AP via Findlaw:
"The desire for greater control over how search engines index and display Web sites is driving an effort launched Thursday by leading news organizations and other publishers to revise a 13-year-old technology for restricting access.
Currently, Google Inc., Yahoo Inc. and other top search companies voluntarily respect a Web site's wishes as declared in a text file known as "robots.txt," which a search engine's indexing software, called a crawler, knows to look for on a site.
The formal rules allow a site to block indexing of individual Web pages, specific directories or the entire site, though some search engines have added their own commands.

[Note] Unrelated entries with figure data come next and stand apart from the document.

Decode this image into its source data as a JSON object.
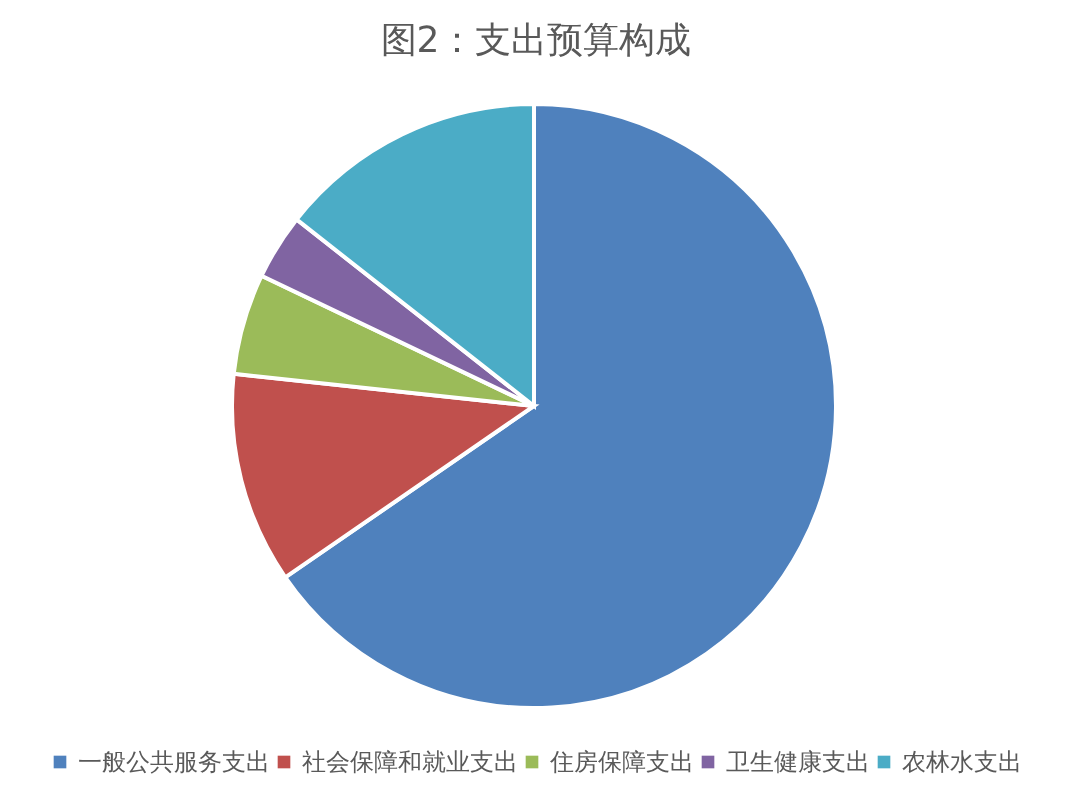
{
  "chart_data": {
    "type": "pie",
    "title": "图2：支出预算构成",
    "categories": [
      "一般公共服务支出",
      "社会保障和就业支出",
      "住房保障支出",
      "卫生健康支出",
      "农林水支出"
    ],
    "values": [
      65.4,
      11.3,
      5.4,
      3.5,
      14.4
    ],
    "colors": [
      "#4f81bd",
      "#c0504d",
      "#9bbb59",
      "#8064a2",
      "#4bacc6"
    ],
    "legend": "bottom"
  }
}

The proposal, unveiled by a consortium of publishers at the global headquarters of The Associated Press, seeks to have those extra commands - and more - apply across the board. Sites, for instance, could try to limit how long search engines may retain copies in their indexes, or tell the crawler not to follow any of the links that appear within a Web page."

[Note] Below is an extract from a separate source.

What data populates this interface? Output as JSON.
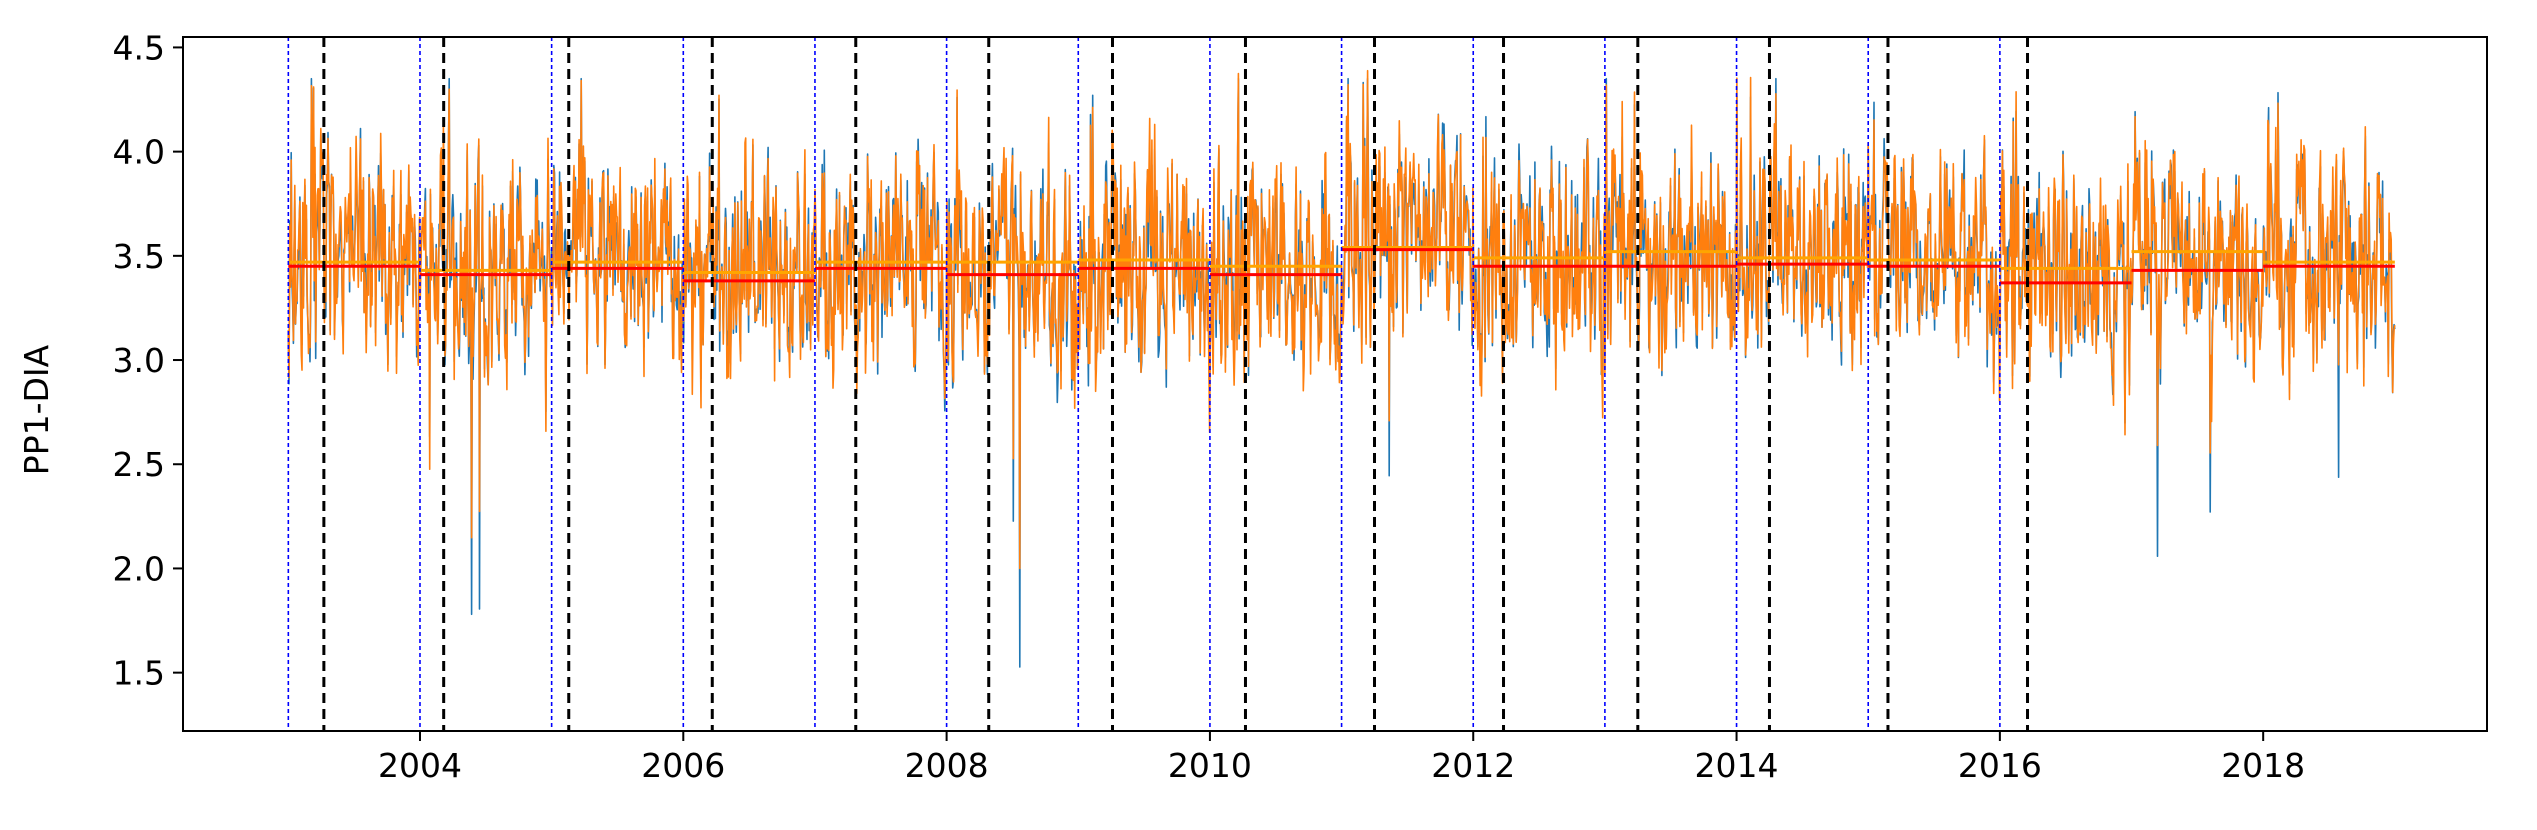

The proposed controls are known as Automated Content Access Protocol (ACAP). Google, Yahoo et al are never going to go along with this and sure enough -
"Google spokeswoman Jessica Powell said the company supports all efforts to bring Web sites and search engines together but needed to evaluate ACAP to ensure it can meet the needs of millions of Web sites - not just those of a single community." As Nicholas Carr and David Weinberger and others have said, the more 'free' content there is, the happier Google will be.